Innovative technologies and products can help prevent, detect, and treat needlestick injuries, as well as reduce the use of needles and syringes. For example, some health enterprises have developed needle-free injection devices, retractable or auto-disable syringes, safety- engineered needles, needle disposal systems, and rapid diagnostic tests for blood-borne pathogens. These inventions can significantly reduce the incidence and impact of needlestick injuries, as well as improve the safety and quality of health care.

Let us explore one of the most promising inventions of health enterprises that are tackling the challenge of needlestick injuries. Let us also share some stories of health workers who have benefited from these inventions and how they have changed their lives for the better. Let us explore and support these health enterprises and their efforts to protect the health and well-being of health workers around the world.

Needletape
A needletape is a medical device that consists of a thin strip of adhesive tape with tiny needles embedded on one side. It is designed to deliver drugs or vaccines through the skin without the use of syringes or injections. Needletape has several advantages over conventional methods of drug delivery, such as:

● It is painless and minimally invasive, as the needles are so small that they do not cause bleeding or discomfort.

● It is easy and convenient to use, as it can be applied by anyone, anywhere, without the need for trained personnel or sterile equipment.

● It is cost-effective and environmentally friendly, as it reduces the waste and risks associated with needles and syringes, such as needlestick injuries, infections, and disposal problems.

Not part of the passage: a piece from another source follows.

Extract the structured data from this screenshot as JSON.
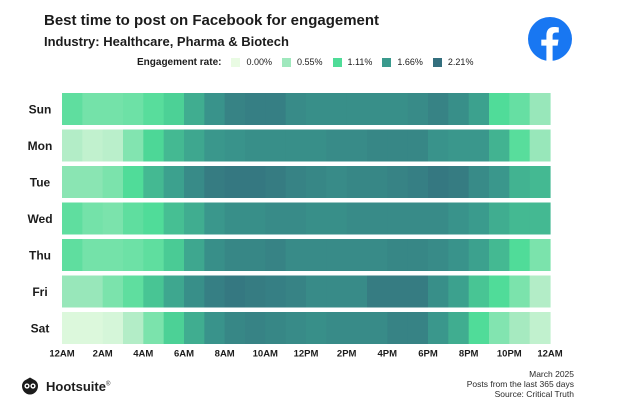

● It is versatile and customizable, as it can deliver different types of drugs or vaccines, in different doses and durations, depending on the needs of the patient. Needletape has been used for various applications in the healthcare sector, such as:

● Vaccination: Needletape can deliver vaccines against infectious diseases, such as influenza, measles, polio, and COVID-19. It can also stimulate the immune system to produce antibodies against cancer cells or allergens.

● Pain management: Needletape can deliver analgesics or anti-inflammatory drugs to relieve pain or inflammation caused by chronic conditions, such as arthritis, fibromyalgia, or migraine.

● Diabetes management: Needletape can deliver insulin or other drugs to regulate blood glucose levels in patients with diabetes. It can also monitor glucose levels and adjust the dose accordingly.

● Wound healing: Needletape can deliver growth factors or antibiotics to promote wound healing and prevent infection. It can also provide mechanical support and protection to the wound site.

Needletape is a promising technology that has the potential to revolutionize the healthcare sector. It offers a safe, effective, and convenient way of delivering drugs or vaccines to patients, improving their health outcomes and quality of life. Needletape is also a humane and compassionate alternative to injections, as it reduces the pain and fear associated with needles. Needletape is a breakthrough innovation that deserves more attention and recognition from the public and the medical community.